From c117bd735c6ffa24b3b7bbb567619a7e34fa2c76 Mon Sep 17 00:00:00 2001
From: Fabian Grob <grobfab@gmail.com>
Date: Fri, 26 Jan 2024 02:54:22 -0800
Subject: [PATCH] Fix (equalize): align cross layer equalization with channel
 splitting

---
 src/brevitas/graph/equalize.py | 31 +++++++++++++++----------------
 1 file changed, 15 insertions(+), 16 deletions(-)

diff --git a/src/brevitas/graph/equalize.py b/src/brevitas/graph/equalize.py
index 580e4eb24..f5d8d5534 100644
--- a/src/brevitas/graph/equalize.py
+++ b/src/brevitas/graph/equalize.py
@@ -100,9 +100,9 @@ class EqualizationIndexes:
 
 # Required for being hashable
 @dataclass(eq=True, frozen=True)
-class WeightBiasTuple:
-    weight: nn.Module = None
-    bias: nn.Module = None
+class WeightBiasWrapper:
+    weight: torch.Tensor = None
+    bias: torch.Tensor = None
 
 
 # Required for being hashable
@@ -359,16 +359,16 @@ def _combine_weights_bias(
     return weight_bias
 
 
-def transpose(module: torch.nn.Module, axis: int):
+def transpose(tensor: torch.Tensor, axis: int):
     """
-    Given a module and an axis, this function re-arranges the module's weights so that the axis and
+    Given a tensor and an axis, this function re-arranges the tensor so that the axis and
     the first dimension are swapped.
     """
-    shape = list(range(module.weight.ndim))
+    shape = list(range(tensor.ndim))
     axis = shape[axis]
     shape.insert(0, axis)
     del shape[axis + 1]
-    return module.weight.permute(shape)
+    return tensor.permute(shape)
 
 
 def _cross_layer_equalization(
@@ -430,7 +430,7 @@ def _no_equalize():
         # For MultiheadAttention, we support only self-attetion
         if isinstance(module, nn.MultiheadAttention) and module.in_proj_weight is not None:
             # For sinks, we only need to modify the weight but not the bias
-            module = WeightBiasTuple(module.in_proj_weight)
+            module = WeightBiasWrapper(module.in_proj_weight)
         elif isinstance(module, nn.MultiheadAttention) and module.in_proj_weight is None:
             return _no_equalize()
         sink_axes[name] = (module, axis)
@@ -452,12 +452,12 @@ def _no_equalize():
 
     # Check if any of the axis is None, which means that the module is not supported.
     # In that case, do not perform graph equalization
-    axes_to_check = [*src_axes.values(), *sink_axes.values()]

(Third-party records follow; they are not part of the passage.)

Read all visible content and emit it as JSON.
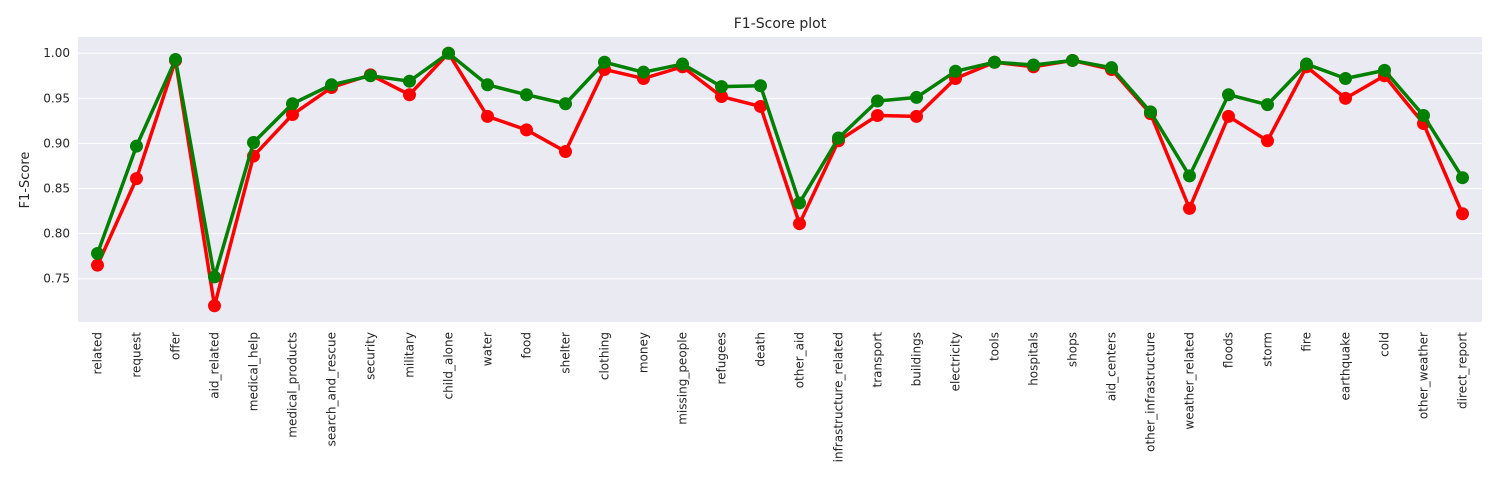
{
  "chart_data": {
    "type": "line",
    "title": "F1-Score  plot",
    "ylabel": "F1-Score",
    "xlabel": "",
    "ylim": [
      0.702,
      1.018
    ],
    "yticks": [
      0.75,
      0.8,
      0.85,
      0.9,
      0.95,
      1.0
    ],
    "yticklabels": [
      "0.75",
      "0.80",
      "0.85",
      "0.90",
      "0.95",
      "1.00"
    ],
    "grid": true,
    "legend": false,
    "categories": [
      "related",
      "request",
      "offer",
      "aid_related",
      "medical_help",
      "medical_products",
      "search_and_rescue",
      "security",
      "military",
      "child_alone",
      "water",
      "food",
      "shelter",
      "clothing",
      "money",
      "missing_people",
      "refugees",
      "death",
      "other_aid",
      "infrastructure_related",
      "transport",
      "buildings",
      "electricity",
      "tools",
      "hospitals",
      "shops",
      "aid_centers",
      "other_infrastructure",
      "weather_related",
      "floods",
      "storm",
      "fire",
      "earthquake",
      "cold",
      "other_weather",
      "direct_report"
    ],
    "series": [
      {
        "color": "#ff0000",
        "values": [
          0.765,
          0.861,
          0.992,
          0.72,
          0.886,
          0.932,
          0.962,
          0.976,
          0.954,
          1.0,
          0.93,
          0.915,
          0.891,
          0.982,
          0.972,
          0.985,
          0.952,
          0.941,
          0.811,
          0.903,
          0.931,
          0.93,
          0.972,
          0.99,
          0.985,
          0.992,
          0.982,
          0.933,
          0.828,
          0.93,
          0.903,
          0.985,
          0.95,
          0.975,
          0.922,
          0.822
        ]
      },
      {
        "color": "#008000",
        "values": [
          0.778,
          0.897,
          0.993,
          0.752,
          0.901,
          0.944,
          0.965,
          0.975,
          0.969,
          1.0,
          0.965,
          0.954,
          0.944,
          0.99,
          0.979,
          0.988,
          0.963,
          0.964,
          0.834,
          0.906,
          0.947,
          0.951,
          0.98,
          0.99,
          0.987,
          0.992,
          0.984,
          0.935,
          0.864,
          0.954,
          0.943,
          0.988,
          0.972,
          0.981,
          0.931,
          0.862
        ]
      }
    ]
  },
  "style": {
    "plot_bg": "#eaeaf2",
    "grid_color": "#ffffff",
    "text_color": "#262626"
  }
}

+    axes_to_check = [axis for _, axis in list(src_axes.values()) + list(sink_axes.values())]
     if None in axes_to_check:
         return _no_equalize()
 
     scale_fn = _select_scale_computation_fn(scale_computation_type)
-    sink_weights = {name: transpose(m, axis) for name, (m, axis) in sink_axes.items()}
+    sink_weights = {name: transpose(m.weight, axis) for name, (m, axis) in sink_axes.items()}
     srcs_range = -1 * torch.ones(max_shape_srcs, device=device, dtype=dtype)

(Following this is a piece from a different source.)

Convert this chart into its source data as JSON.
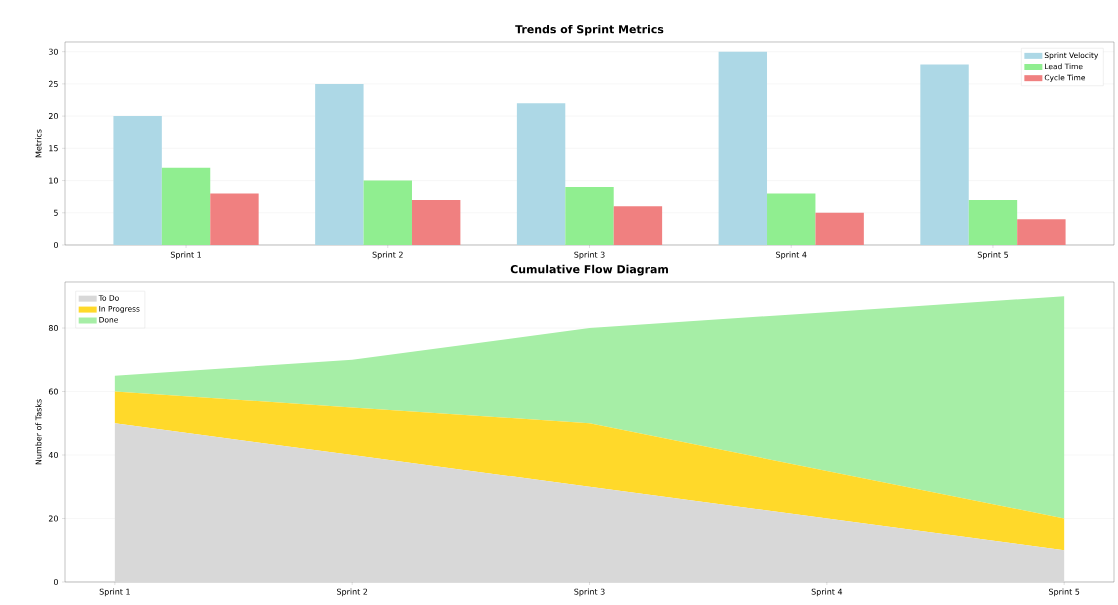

     sinks_range = -1 * torch.ones(max_shape_sinks, device=device, dtype=dtype)
     for k, v in sink_weights.items():
@@ -480,17 +480,16 @@ def _no_equalize():
             shape_0 = list_of_act_val_shapes[0]
             if any(shape_0 != shape for shape in list_of_act_val_shapes):
                 return _no_equalize()
-        list_of_act_val = [
-            transpose(WeightBiasTuple(act_val), act_axis) for act_val in list_of_act_val]

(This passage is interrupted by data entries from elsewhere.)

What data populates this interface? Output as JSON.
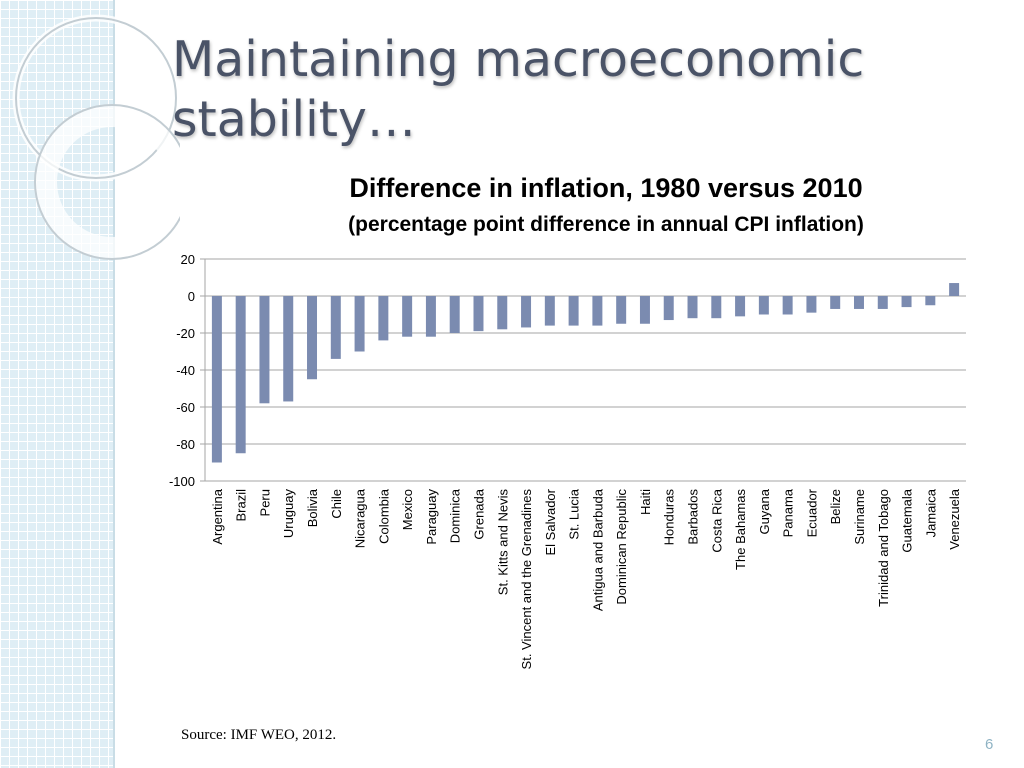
{
  "slide": {
    "title_line1": "Maintaining macroeconomic",
    "title_line2": "stability…",
    "source": "Source: IMF WEO, 2012.",
    "page_number": "6"
  },
  "colors": {
    "bar": "#7b8bb0",
    "gridline": "#a6a6a6",
    "title": "#4a5367",
    "sidebar": "#dfeef5"
  },
  "chart_data": {
    "type": "bar",
    "title": "Difference in inflation, 1980 versus 2010",
    "subtitle": "(percentage point difference in annual CPI inflation)",
    "xlabel": "",
    "ylabel": "",
    "ylim": [
      -100,
      20
    ],
    "yticks": [
      20,
      0,
      -20,
      -40,
      -60,
      -80,
      -100
    ],
    "grid": true,
    "legend": "none",
    "categories": [
      "Argentina",
      "Brazil",
      "Peru",
      "Uruguay",
      "Bolivia",
      "Chile",
      "Nicaragua",
      "Colombia",
      "Mexico",
      "Paraguay",
      "Dominica",
      "Grenada",
      "St. Kitts and Nevis",
      "St. Vincent and the Grenadines",
      "El Salvador",
      "St. Lucia",
      "Antigua and Barbuda",
      "Dominican Republic",
      "Haiti",
      "Honduras",
      "Barbados",
      "Costa Rica",
      "The Bahamas",
      "Guyana",
      "Panama",
      "Ecuador",
      "Belize",
      "Suriname",
      "Trinidad and Tobago",
      "Guatemala",
      "Jamaica",
      "Venezuela"
    ],
    "values": [
      -90,
      -85,
      -58,
      -57,
      -45,
      -34,
      -30,
      -24,
      -22,
      -22,
      -20,
      -19,
      -18,
      -17,
      -16,
      -16,
      -16,
      -15,
      -15,
      -13,
      -12,
      -12,
      -11,
      -10,
      -10,
      -9,
      -7,
      -7,
      -7,
      -6,
      -5,
      7
    ]
  }
}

+        list_of_act_val = [transpose(act_val, act_axis) for act_val in list_of_act_val]
         srcs_range = scale_fn(
             torch.cat([act_val.reshape(act_val.size(0), -1) for act_val in list_of_act_val], 1))
     else:
         if merge_bias:
             src_weights = {
-                name: _combine_weights_bias(transpose(m, axis), bias_shrinkage, m.bias)
+                name: _combine_weights_bias(transpose(m.weight, axis), bias_shrinkage, m.bias)
                 for name, (m, axis) in src_axes.items()}
         else:
-            src_weights = {name: transpose(m, axis) for name, (m, axis) in src_axes.items()}
+            src_weights = {name: transpose(m.weight, axis) for name, (m, axis) in src_axes.items()}
         for k, v in src_weights.items():
             # Srcs are always fully equalized, thus we simply need to apply the offset to position them
             # correctly with respect to the other srcs matrices.
@@ -562,7 +561,7 @@ def _no_equalize():
 
 
 def _update_weights(original_module, new_value, attr='weight'):
-    if isinstance(original_module, WeightBiasTuple):
+    if isinstance(original_module, WeightBiasWrapper):
         setattr(getattr(original_module, attr), 'data', new_value)
     else:
         setattr(original_module, attr, nn.Parameter(new_value))
@@ -645,7 +644,7 @@ def get_weight_sink(module):
     transpose = lambda weight, axis: weight if axis == 0 else weight.transpose(0, 1)
     if isinstance(module, nn.MultiheadAttention) and not hasattr(module, 'in_proj_weight'):
         raise RuntimeError("Configuration for Multiheadattention not supported")
-    weight = WeightBiasTuple(module.in_proj_weight).weight if isinstance(
+    weight = WeightBiasWrapper(module.in_proj_weight).weight if isinstance(
         module, nn.MultiheadAttention) else module.weight
     axis = _get_input_axis(module)
     weight = transpose(weight, axis)